Misalnya, sistem kesehatan harus diperkuat agar menjamin rumah sakit tidak kewalahan dalam menangani pasien. Pemerintah juga harus tetap responsif, bukan hanya terhadap pandemi Covid-19 tetapi juga masalah kesehatan lainnya.
Tikki menambahkan, semua pihak harus bekerja sama, mulai dari pemerintah, masyarakat, perusahaan, dan organisasi internasional.
"Semua harus bersatu, harus ada kemauan, dan komitmen untuk mengimplementasikan secara rasional kebijakan kesehatan masyarakat. Pemerintahan yang baik dan efektif harus berpegang pada bukti ilmiah, tetapi fleksibel dan bebas dari intervensi kepentingan politik,” jelasnya.

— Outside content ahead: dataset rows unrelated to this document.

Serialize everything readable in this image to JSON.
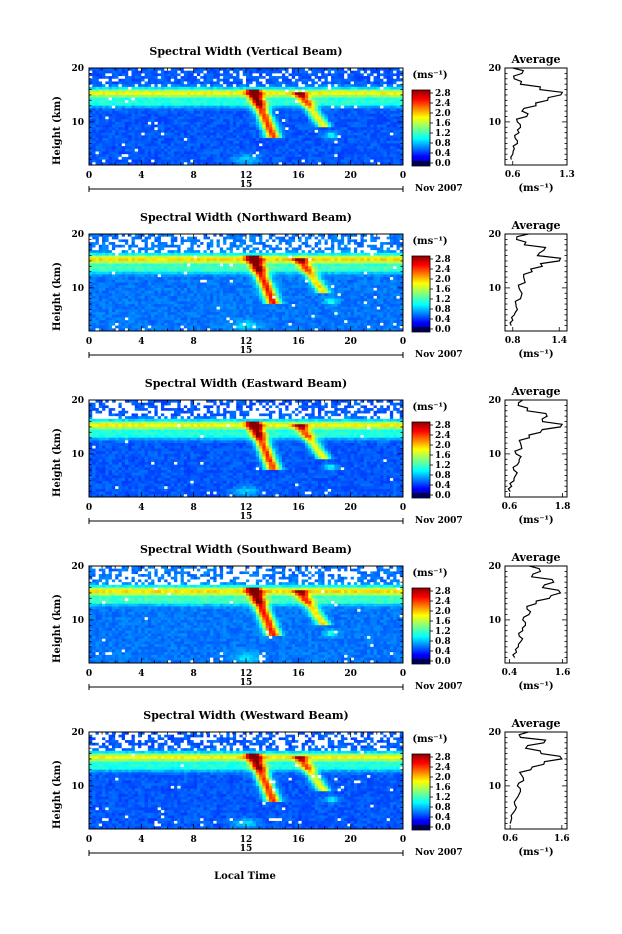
{
  "figure": {
    "bottom_xlabel": "Local Time",
    "date_label": "Nov 2007",
    "day_label": "15",
    "colorbar_unit": "(ms⁻¹)",
    "colorbar_ticks": [
      "2.8",
      "2.4",
      "2.0",
      "1.6",
      "1.2",
      "0.8",
      "0.4",
      "0.0"
    ],
    "average_title": "Average",
    "average_xlabel": "(ms⁻¹)",
    "ylabel": "Height (km)"
  },
  "chart_data": [
    {
      "type": "heatmap",
      "title": "Spectral Width (Vertical Beam)",
      "xlabel": "Local Time",
      "ylabel": "Height (km)",
      "x_ticks": [
        "0",
        "4",
        "8",
        "12",
        "16",
        "20",
        "0"
      ],
      "y_ticks": [
        "20",
        "10"
      ],
      "xlim": [
        0,
        24
      ],
      "ylim": [
        2,
        20
      ],
      "colorbar": {
        "label": "(ms⁻¹)",
        "range": [
          0.0,
          3.0
        ],
        "ticks": [
          2.8,
          2.4,
          2.0,
          1.6,
          1.2,
          0.8,
          0.4,
          0.0
        ]
      },
      "average_profile": {
        "title": "Average",
        "xlabel": "(ms⁻¹)",
        "x_ticks": [
          "0.6",
          "1.3"
        ],
        "xlim": [
          0.5,
          1.3
        ],
        "height_km": [
          3,
          4,
          5,
          6,
          7,
          8,
          9,
          10,
          11,
          12,
          13,
          14,
          15,
          16,
          17,
          18,
          19,
          20
        ],
        "values": [
          0.58,
          0.6,
          0.62,
          0.66,
          0.63,
          0.68,
          0.7,
          0.66,
          0.78,
          0.72,
          0.9,
          1.05,
          1.22,
          0.95,
          0.7,
          0.62,
          0.72,
          0.6
        ]
      }
    },
    {
      "type": "heatmap",
      "title": "Spectral Width (Northward Beam)",
      "xlabel": "Local Time",
      "ylabel": "Height (km)",
      "x_ticks": [
        "0",
        "4",
        "8",
        "12",
        "16",
        "20",
        "0"
      ],
      "y_ticks": [
        "20",
        "10"
      ],
      "xlim": [
        0,
        24
      ],
      "ylim": [
        2,
        20
      ],
      "colorbar": {
        "label": "(ms⁻¹)",
        "range": [
          0.0,
          3.0
        ],
        "ticks": [
          2.8,
          2.4,
          2.0,
          1.6,
          1.2,
          0.8,
          0.4,
          0.0
        ]
      },
      "average_profile": {
        "title": "Average",
        "xlabel": "(ms⁻¹)",
        "x_ticks": [
          "0.8",
          "1.4"
        ],
        "xlim": [
          0.7,
          1.5
        ],
        "height_km": [
          3,
          4,
          5,
          6,
          7,
          8,
          9,
          10,
          11,
          12,
          13,
          14,
          15,
          16,
          17,
          18,
          19,
          20
        ],
        "values": [
          0.78,
          0.8,
          0.82,
          0.86,
          0.84,
          0.9,
          0.92,
          0.88,
          0.96,
          0.94,
          1.05,
          1.18,
          1.4,
          1.12,
          1.2,
          0.95,
          0.85,
          1.0
        ]
      }
    },
    {
      "type": "heatmap",
      "title": "Spectral Width (Eastward Beam)",
      "xlabel": "Local Time",
      "ylabel": "Height (km)",
      "x_ticks": [
        "0",
        "4",
        "8",
        "12",
        "16",
        "20",
        "0"
      ],
      "y_ticks": [
        "20",
        "10"
      ],
      "xlim": [
        0,
        24
      ],
      "ylim": [
        2,
        20
      ],
      "colorbar": {
        "label": "(ms⁻¹)",
        "range": [
          0.0,
          3.0
        ],
        "ticks": [
          2.8,
          2.4,
          2.0,
          1.6,
          1.2,
          0.8,
          0.4,
          0.0
        ]
      },
      "average_profile": {
        "title": "Average",
        "xlabel": "(ms⁻¹)",
        "x_ticks": [
          "0.6",
          "1.8"
        ],
        "xlim": [
          0.5,
          1.9
        ],
        "height_km": [
          3,
          4,
          5,
          6,
          7,
          8,
          9,
          10,
          11,
          12,
          13,
          14,
          15,
          16,
          17,
          18,
          19,
          20
        ],
        "values": [
          0.62,
          0.65,
          0.7,
          0.74,
          0.7,
          0.78,
          0.82,
          0.75,
          0.88,
          0.85,
          1.05,
          1.3,
          1.75,
          1.35,
          1.45,
          1.0,
          0.8,
          0.9
        ]
      }
    },
    {
      "type": "heatmap",
      "title": "Spectral Width (Southward Beam)",
      "xlabel": "Local Time",
      "ylabel": "Height (km)",
      "x_ticks": [
        "0",
        "4",
        "8",
        "12",
        "16",
        "20",
        "0"
      ],
      "y_ticks": [
        "20",
        "10"
      ],
      "xlim": [
        0,
        24
      ],
      "ylim": [
        2,
        20
      ],
      "colorbar": {
        "label": "(ms⁻¹)",
        "range": [
          0.0,
          3.0
        ],
        "ticks": [
          2.8,
          2.4,
          2.0,
          1.6,
          1.2,
          0.8,
          0.4,
          0.0
        ]
      },
      "average_profile": {
        "title": "Average",
        "xlabel": "(ms⁻¹)",
        "x_ticks": [
          "0.4",
          "1.6"
        ],
        "xlim": [
          0.3,
          1.7
        ],
        "height_km": [
          3,
          4,
          5,
          6,
          7,
          8,
          9,
          10,
          11,
          12,
          13,
          14,
          15,
          16,
          17,
          18,
          19,
          20
        ],
        "values": [
          0.52,
          0.56,
          0.6,
          0.66,
          0.62,
          0.7,
          0.76,
          0.7,
          0.84,
          0.8,
          1.0,
          1.3,
          1.55,
          1.15,
          1.4,
          0.9,
          1.1,
          0.85
        ]
      }
    },
    {
      "type": "heatmap",
      "title": "Spectral Width (Westward Beam)",
      "xlabel": "Local Time",
      "ylabel": "Height (km)",
      "x_ticks": [
        "0",
        "4",
        "8",
        "12",
        "16",
        "20",
        "0"
      ],
      "y_ticks": [
        "20",
        "10"
      ],
      "xlim": [
        0,
        24
      ],
      "ylim": [
        2,
        20
      ],
      "colorbar": {
        "label": "(ms⁻¹)",
        "range": [
          0.0,
          3.0
        ],
        "ticks": [
          2.8,
          2.4,
          2.0,
          1.6,
          1.2,
          0.8,
          0.4,
          0.0
        ]
      },
      "average_profile": {
        "title": "Average",
        "xlabel": "(ms⁻¹)",
        "x_ticks": [
          "0.6",
          "1.6"
        ],
        "xlim": [
          0.5,
          1.7
        ],
        "height_km": [
          3,
          4,
          5,
          6,
          7,
          8,
          9,
          10,
          11,
          12,
          13,
          14,
          15,
          16,
          17,
          18,
          19,
          20
        ],
        "values": [
          0.6,
          0.63,
          0.66,
          0.72,
          0.68,
          0.75,
          0.8,
          0.74,
          0.86,
          0.82,
          1.0,
          1.25,
          1.6,
          1.2,
          0.9,
          1.25,
          0.8,
          0.95
        ]
      }
    }
  ]
}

Dalam mengatasi pandemi Covid-19 di era normal baru, peran serta masyarakat sangat penting. Kepala Lembaga Biologi Molekuler (LBM) Eijkman Prof. Amin Soebandrio menambahkan, masyarakat harus tetap meminimalkan risiko penularan Covid-19 melalui berbagai cara, seperti menghindari keramaian dan melaksanakan protokol kesehatan di tempat kerja maupun tempat umum lainnya.
Pada kesempatan yang sama, Ketua Asosiasi Ekonomi Kesehatan Indonesia (InaHEA) Prof. Hasbullah Thabrany mengatakan, kunci sukses dalam menghadapi Covid-19 adalah disiplin.
“Korea Selatan bisa menjadi contoh, dimana pemerintahnya memiliki respons yang cepat di awal ketika Covid-19 masuk ke negaranya sehingga bisa menerapkan kebijakan new normal terlebih dahulu," ujarnya.
"Sementara Amerika Serikat dinilai terlambat mendeteksi COVID-19. Penerapan new normal di Amerika Serikat saat ini juga masih menjadi perdebatan,” lanjut Hasbullah.
Hasbullah memperkirakan, vaksin Covid-19 tidak akan tersedia dalam beberapa waktu ke depan.
Karena itu, untuk mempertahankan ekonomi di era new normal, solusinya adalah dengan menjaga kesehatan untuk mencegah infeksi Covid-19.
Di era normal baru, lanjutnya, semua pihak juga harus siap menghadapi berbagai perubahan dan sektor kesehatan akan memimpin perubahan ini.
“Nantinya, seluruh industri harus mengikuti protokol kesehatan untuk mencegah penyebaran Covid-19. Sektor ekonomi di era normal baru akan sangat tergantung pada sektor kesehatan,” tutup Hasbullah.